鑑賞『007:耕』

無事ですか。無事ですか。みんな、無事でありますように。ほっかいどうにてこの数日、衝撃と無力感で頭がパンパンになっていました。けどちがうよね、そうじゃないよね。幸い被害なくすんだ街にいるからこそ、私は自分のいつもの仕事をいつもどおり誠実に遂行して、得たもので、ほんのすこしでも、買って支える。寄付して支える。ミジンコみたいな個人の力を、そうやって、すこしずつ束ねていくこと。積もって積もって、つながっていくのだとおもうのです。がんばる。


『006:困』は飛ばします、多謝。『007:耕』TB1〜148のなかからのピックアップです。

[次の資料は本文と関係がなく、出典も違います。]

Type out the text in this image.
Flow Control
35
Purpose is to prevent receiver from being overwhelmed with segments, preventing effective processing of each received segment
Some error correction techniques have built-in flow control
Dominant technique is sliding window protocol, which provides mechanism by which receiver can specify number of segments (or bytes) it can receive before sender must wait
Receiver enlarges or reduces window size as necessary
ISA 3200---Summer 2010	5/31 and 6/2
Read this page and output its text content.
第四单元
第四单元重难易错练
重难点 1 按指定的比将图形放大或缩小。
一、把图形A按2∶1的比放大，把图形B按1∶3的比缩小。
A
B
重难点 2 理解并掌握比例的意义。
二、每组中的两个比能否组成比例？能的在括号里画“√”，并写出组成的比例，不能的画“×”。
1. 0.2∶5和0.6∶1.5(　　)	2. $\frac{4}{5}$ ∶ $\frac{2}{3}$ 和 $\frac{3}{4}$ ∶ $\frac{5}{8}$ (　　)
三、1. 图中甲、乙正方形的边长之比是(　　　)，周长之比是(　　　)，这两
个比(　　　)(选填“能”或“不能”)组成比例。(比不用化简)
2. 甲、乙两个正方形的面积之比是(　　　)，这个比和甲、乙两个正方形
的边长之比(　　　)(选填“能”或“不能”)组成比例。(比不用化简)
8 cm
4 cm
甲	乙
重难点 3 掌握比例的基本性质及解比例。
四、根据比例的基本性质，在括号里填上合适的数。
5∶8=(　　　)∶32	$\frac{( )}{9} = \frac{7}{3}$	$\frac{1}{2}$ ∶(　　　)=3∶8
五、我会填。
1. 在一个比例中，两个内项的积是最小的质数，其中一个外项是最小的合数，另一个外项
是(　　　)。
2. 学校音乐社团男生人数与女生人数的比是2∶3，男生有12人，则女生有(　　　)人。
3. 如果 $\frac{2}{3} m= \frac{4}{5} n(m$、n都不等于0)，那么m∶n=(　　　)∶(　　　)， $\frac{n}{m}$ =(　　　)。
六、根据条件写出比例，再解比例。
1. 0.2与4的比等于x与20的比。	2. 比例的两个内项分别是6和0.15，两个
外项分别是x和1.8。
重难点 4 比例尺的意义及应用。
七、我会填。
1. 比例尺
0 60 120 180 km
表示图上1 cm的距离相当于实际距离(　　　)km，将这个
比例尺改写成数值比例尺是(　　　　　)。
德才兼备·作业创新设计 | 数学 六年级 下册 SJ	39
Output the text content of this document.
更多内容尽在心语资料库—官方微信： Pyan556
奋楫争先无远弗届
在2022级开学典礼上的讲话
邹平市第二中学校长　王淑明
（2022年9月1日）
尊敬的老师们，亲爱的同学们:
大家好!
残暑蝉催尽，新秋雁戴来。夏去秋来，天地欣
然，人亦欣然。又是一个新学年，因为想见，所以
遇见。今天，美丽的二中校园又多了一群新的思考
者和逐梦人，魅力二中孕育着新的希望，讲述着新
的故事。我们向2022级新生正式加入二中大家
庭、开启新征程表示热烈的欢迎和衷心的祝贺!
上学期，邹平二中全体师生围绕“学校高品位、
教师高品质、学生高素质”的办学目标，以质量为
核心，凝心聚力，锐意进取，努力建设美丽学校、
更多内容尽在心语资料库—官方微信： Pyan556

■ ほんとうに甘いのでしょう(その恋は)水耕栽培された苺は
   (星川郁乃)
まずこの響きに惹かれました。三句以降たたみかけるようなサ行の響き。恋とサ行の摩擦音って、相性いいよなーといつもおもいます。水耕栽培の苺についてし詳しくないのですが、土とはまた違って養分とか酸素とか、あれこれ手間をかけて丹念に育てていくイメージ。むかし我が家の庭にあった、放っておいても気づいたら自然と赤くなっていたあのたくましい苺とはちょっと違う感じです。(その恋は)とされる恋は、きっと水耕栽培の苺のように繊細につないできた関係なのでしょうね。それを「その」恋とやや遠巻きに呼ぶ主体自身の恋のことも、ちょっと気になる一首です。